Blue Surge is the story of two cops, two hookers, and their intersections in a small, Midwestern locale. The play opens with a thwarted bust of a massage parlor where the two young prostitutes work. The bust is sort of an ice-breaker for the boys ( the cops ) and the girls ( the hos ) to meet each other and begin seeing each other socially. Curt ( Joe Forbrich ) is the earnest cop, the poor white boy for whom law enforcement is his glass ceiling. Being a detective is his career pinnacle, because he comes from reduced circumstances. Gilman sets him up as a do-gooder, and as such, he can't get the troubled teenage hooker Sandy out of his mind and sets out to help her. Sandy ( the astonishingly talented Rachel Miner ) , also from reduced circumstances, is refreshing because she realizes that she is making the most of her life by being a prostitute...it's easy money. Miner makes us love her Sandy, who, in her own way, is the smartest and most realistic character in the play, a whore with a heart of gold and no illusions. The other side of this cop/whore coin is Doug ( the usually formidable Steve Key, here reduced by the script to an unbelievably stupid detective, who borders on brain damaged ) and Heather ( Rebecca Jordan, in a caricaturish, but hilarious, turn ) , who fall for each other. I suppose Gilman meant for this pair to be the comic relief in her story of the gap between the middle and lower classes, but the two of them ring resoundingly untrue: he because he would never be smart enough to make detective even in a small town, and she because we never see why she cleans up her act by the end of the play ( the love of a "good" man? ) .
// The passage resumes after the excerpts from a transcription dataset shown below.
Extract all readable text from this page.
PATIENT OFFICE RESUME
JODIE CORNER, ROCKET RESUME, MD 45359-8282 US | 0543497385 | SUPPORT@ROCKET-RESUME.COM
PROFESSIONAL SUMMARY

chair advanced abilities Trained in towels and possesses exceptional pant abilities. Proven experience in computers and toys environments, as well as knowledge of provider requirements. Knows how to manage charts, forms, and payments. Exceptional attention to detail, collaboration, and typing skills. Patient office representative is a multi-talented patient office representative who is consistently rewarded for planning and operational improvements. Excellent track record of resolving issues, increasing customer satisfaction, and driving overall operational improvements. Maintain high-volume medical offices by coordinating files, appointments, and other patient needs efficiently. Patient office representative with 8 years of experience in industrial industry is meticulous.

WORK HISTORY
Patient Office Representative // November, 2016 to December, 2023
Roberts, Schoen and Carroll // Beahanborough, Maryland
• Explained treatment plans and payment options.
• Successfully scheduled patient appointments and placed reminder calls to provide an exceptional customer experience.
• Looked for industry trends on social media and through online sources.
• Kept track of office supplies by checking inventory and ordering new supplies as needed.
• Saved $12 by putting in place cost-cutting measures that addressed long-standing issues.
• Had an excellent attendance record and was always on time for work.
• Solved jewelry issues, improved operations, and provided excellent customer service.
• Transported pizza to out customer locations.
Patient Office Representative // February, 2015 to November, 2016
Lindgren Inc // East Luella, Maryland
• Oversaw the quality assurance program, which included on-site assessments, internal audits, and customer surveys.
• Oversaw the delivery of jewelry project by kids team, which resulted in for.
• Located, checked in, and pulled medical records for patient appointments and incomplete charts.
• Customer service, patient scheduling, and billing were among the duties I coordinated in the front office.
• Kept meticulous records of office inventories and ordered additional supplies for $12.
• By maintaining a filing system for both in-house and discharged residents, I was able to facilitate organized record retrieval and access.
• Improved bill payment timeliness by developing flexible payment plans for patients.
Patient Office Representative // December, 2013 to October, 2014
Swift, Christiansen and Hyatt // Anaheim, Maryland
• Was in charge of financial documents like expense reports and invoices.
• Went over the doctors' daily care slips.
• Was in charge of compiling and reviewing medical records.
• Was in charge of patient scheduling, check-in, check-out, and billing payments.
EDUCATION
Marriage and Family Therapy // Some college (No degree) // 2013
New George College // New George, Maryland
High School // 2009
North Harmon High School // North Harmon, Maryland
Rebecca Gilman has potential as a playwright, but she's not firing on all cylinders here, in spite of the inarguably high production values the Goodman has given her latest effort. The problem with Blue Surge is its lack of authenticity. Gilman wants to write about the kind of folks who inhabit the lower depths, the economically deprived class who dare not dream too big, but the lack of credibility on display demonstrates that Gilman doesn't know these people very well. She's imagining them...and their strifes. Curt, the "good" cop at one point ( in a meandering monologue that goes on far too long ) bemoans the fact that he "doesn't know how to act." Gilman's Curt is too self-aware; he wouldn't say that. There's also no motivation for the felony he commits near the play's climax, whether his goals were altruistic or not.
Blue Surge ( the title is a play on words, from the Duke Ellington jazz piece, Blue Serge...get it? ) is clever, but the playwright never delivers on the poetry of its promise: the play lacks both genuine blues and we leave the theater still wanting a "surge" we can believe in.